En 14 ans, la Fondation ELLE a ainsi financé près de 85 projets dans une trentaine de pays, avec des engagements sur 3 ans, pour une moyenne annuelle de 15 à 20.000 euros par projet. De la lutte contre les mariages précoces à la mise en place de formations professionnelles ou le soutien à des internats, en passant par le travail avec des familles en exode rurale, la fondation s’attache à tenir son axe central : l’émancipation des femmes comme outil essentiel à la construction d’un monde plus juste, via l’éducation des plus jeunes puis l’accès à l’emploi ou la création d’entreprise. Depuis deux ans, elle intègre la question des violences faites aux femmes à travers des volets de sensibilisation. « Le choix des projets est un savant mariage d’affect et de professionnalisme : le projet doit être un coup de cœur, tout en étant inattaquable sur le plan professionnel », explique Karine Guldemann. « D’où la complémentarité avec mon adjointe, Chloé Freoa, qui est juriste de formation et toujours dans les clous, contrairement à moi ! » s’amuse-elle.

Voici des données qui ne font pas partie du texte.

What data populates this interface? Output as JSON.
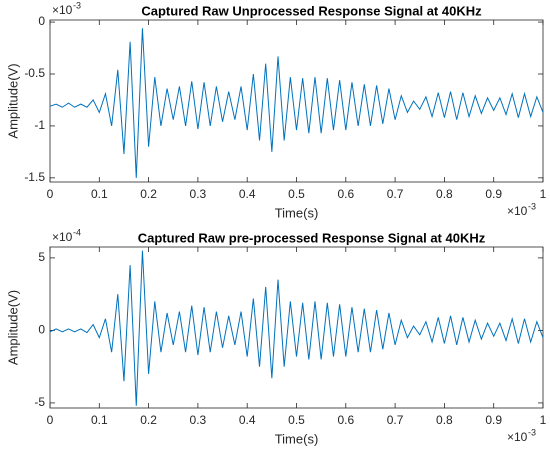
{
  "chart_data": [
    {
      "type": "line",
      "title": "Captured Raw Unprocessed Response Signal at 40KHz",
      "x_label": "Time(s)",
      "y_label": "Amplitude(V)",
      "x_multiplier": "×10",
      "x_exponent": "-3",
      "y_multiplier": "×10",
      "y_exponent": "-3",
      "xlim": [
        0,
        1
      ],
      "xticks": [
        0,
        0.1,
        0.2,
        0.3,
        0.4,
        0.5,
        0.6,
        0.7,
        0.8,
        0.9,
        1
      ],
      "ylim": [
        -1.54,
        0.02
      ],
      "yticks": [
        -1.5,
        -1,
        -0.5,
        0
      ],
      "x": [
        0,
        0.0125,
        0.025,
        0.0375,
        0.05,
        0.0625,
        0.075,
        0.0875,
        0.1,
        0.1125,
        0.125,
        0.1375,
        0.15,
        0.1625,
        0.175,
        0.1875,
        0.2,
        0.2125,
        0.225,
        0.2375,
        0.25,
        0.2625,
        0.275,
        0.2875,
        0.3,
        0.3125,
        0.325,
        0.3375,
        0.35,
        0.3625,
        0.375,
        0.3875,
        0.4,
        0.4125,
        0.425,
        0.4375,
        0.45,
        0.4625,
        0.475,
        0.4875,
        0.5,
        0.5125,
        0.525,
        0.5375,
        0.55,
        0.5625,
        0.575,
        0.5875,
        0.6,
        0.6125,
        0.625,
        0.6375,
        0.65,
        0.6625,
        0.675,
        0.6875,
        0.7,
        0.7125,
        0.725,
        0.7375,
        0.75,
        0.7625,
        0.775,
        0.7875,
        0.8,
        0.8125,
        0.825,
        0.8375,
        0.85,
        0.8625,
        0.875,
        0.8875,
        0.9,
        0.9125,
        0.925,
        0.9375,
        0.95,
        0.9625,
        0.975,
        0.9875,
        1
      ],
      "series": [
        {
          "color": "#0072bd",
          "values": [
            -0.81,
            -0.79,
            -0.82,
            -0.78,
            -0.82,
            -0.79,
            -0.82,
            -0.75,
            -0.87,
            -0.69,
            -1.0,
            -0.46,
            -1.27,
            -0.19,
            -1.5,
            -0.06,
            -1.2,
            -0.53,
            -1.0,
            -0.64,
            -0.94,
            -0.62,
            -1.0,
            -0.57,
            -1.03,
            -0.58,
            -1.0,
            -0.62,
            -0.96,
            -0.67,
            -0.94,
            -0.62,
            -1.04,
            -0.5,
            -1.14,
            -0.4,
            -1.25,
            -0.33,
            -1.14,
            -0.53,
            -1.04,
            -0.54,
            -1.07,
            -0.53,
            -1.07,
            -0.54,
            -1.04,
            -0.56,
            -1.04,
            -0.58,
            -1.0,
            -0.6,
            -1.0,
            -0.61,
            -0.98,
            -0.64,
            -0.94,
            -0.71,
            -0.87,
            -0.76,
            -0.84,
            -0.72,
            -0.91,
            -0.68,
            -0.92,
            -0.67,
            -0.94,
            -0.68,
            -0.91,
            -0.71,
            -0.88,
            -0.73,
            -0.85,
            -0.73,
            -0.89,
            -0.69,
            -0.92,
            -0.69,
            -0.91,
            -0.72,
            -0.87
          ]
        }
      ]
    },
    {
      "type": "line",
      "title": "Captured Raw pre-processed Response Signal at 40KHz",
      "x_label": "Time(s)",
      "y_label": "Amplitude(V)",
      "x_multiplier": "×10",
      "x_exponent": "-3",
      "y_multiplier": "×10",
      "y_exponent": "-4",
      "xlim": [
        0,
        1
      ],
      "xticks": [
        0,
        0.1,
        0.2,
        0.3,
        0.4,
        0.5,
        0.6,
        0.7,
        0.8,
        0.9,
        1
      ],
      "ylim": [
        -5.35,
        5.75
      ],
      "yticks": [
        -5,
        0,
        5
      ],
      "x": [
        0,
        0.0125,
        0.025,
        0.0375,
        0.05,
        0.0625,
        0.075,
        0.0875,
        0.1,
        0.1125,
        0.125,
        0.1375,
        0.15,
        0.1625,
        0.175,
        0.1875,
        0.2,
        0.2125,
        0.225,
        0.2375,
        0.25,
        0.2625,
        0.275,
        0.2875,
        0.3,
        0.3125,
        0.325,
        0.3375,
        0.35,
        0.3625,
        0.375,
        0.3875,
        0.4,
        0.4125,
        0.425,
        0.4375,
        0.45,
        0.4625,
        0.475,
        0.4875,
        0.5,
        0.5125,
        0.525,
        0.5375,
        0.55,
        0.5625,
        0.575,
        0.5875,
        0.6,
        0.6125,
        0.625,
        0.6375,
        0.65,
        0.6625,
        0.675,
        0.6875,
        0.7,
        0.7125,
        0.725,
        0.7375,
        0.75,
        0.7625,
        0.775,
        0.7875,
        0.8,
        0.8125,
        0.825,
        0.8375,
        0.85,
        0.8625,
        0.875,
        0.8875,
        0.9,
        0.9125,
        0.925,
        0.9375,
        0.95,
        0.9625,
        0.975,
        0.9875,
        1
      ],
      "series": [
        {
          "color": "#0072bd",
          "values": [
            -0.1,
            0.1,
            -0.1,
            0.1,
            -0.1,
            0.1,
            -0.15,
            0.4,
            -0.5,
            0.8,
            -1.5,
            2.5,
            -3.5,
            4.5,
            -5.2,
            5.5,
            -3,
            2,
            -1.5,
            1.2,
            -1,
            1.3,
            -1.5,
            1.7,
            -1.7,
            1.6,
            -1.5,
            1.3,
            -1.2,
            1,
            -1,
            1.3,
            -1.8,
            2.2,
            -2.5,
            3,
            -3.3,
            3.5,
            -2.5,
            2,
            -1.8,
            1.9,
            -2,
            2,
            -2,
            1.9,
            -1.8,
            1.8,
            -1.8,
            1.6,
            -1.5,
            1.5,
            -1.5,
            1.4,
            -1.3,
            1.2,
            -1,
            0.7,
            -0.5,
            0.3,
            -0.3,
            0.6,
            -0.8,
            0.9,
            -0.9,
            1,
            -1,
            0.9,
            -0.8,
            0.7,
            -0.6,
            0.5,
            -0.4,
            0.5,
            -0.7,
            0.8,
            -0.9,
            0.8,
            -0.8,
            0.6,
            -0.5
          ]
        }
      ]
    }
  ]
}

Pour un mécénat « courageux »
Convaincue que l’entreprise tient un rôle sociétal évident, Karine Guldemann croit à l’impact du mécénat d’entreprise, d’autant plus s’il s’appuie sur le coeur de métier pour générer un cercle vertueux et efficace. « Nous utilisons chacune de nos casquettes de média pour faire comprendre la raison d’être de la Fondation ELLE. Aujourd’hui, au-delà des nos projets, elle est devenue un formidable outil de plaidoyer au service de toutes les fondations sur la cause des femmes. »
Pour autant, Karine aimerait voir évoluer les mentalités plus vite, considérant que les Français ont encore une vision très faussée de l’entreprise « grand capital, salauds de patrons ». « À mon sens, la majorité des sociétés sont dirigées par des gens bien, dont l’objectif n’est pas d’exploiter leurs salariés ou de ne produire que de la richesse » explique t’elle. « De plus, les compétences développées en entreprise permettent une rapidité d’action que n’a pas la puissance publique. Elle est beaucoup plus adaptable, en prise, capable de se remettre en cause. Et puis l’argent n’est pas sale ! On n’utilise pas le mécénat pour se racheter une conscience, ce n’est pas ça l’histoire ! Les dirigeants de fondation prouvent le contraire : ce sont des gens de métier, qui prennent la responsabilité de l’argent qui leur est confié, essaient d’en tirer le maximum et de l’affecter le mieux possible. »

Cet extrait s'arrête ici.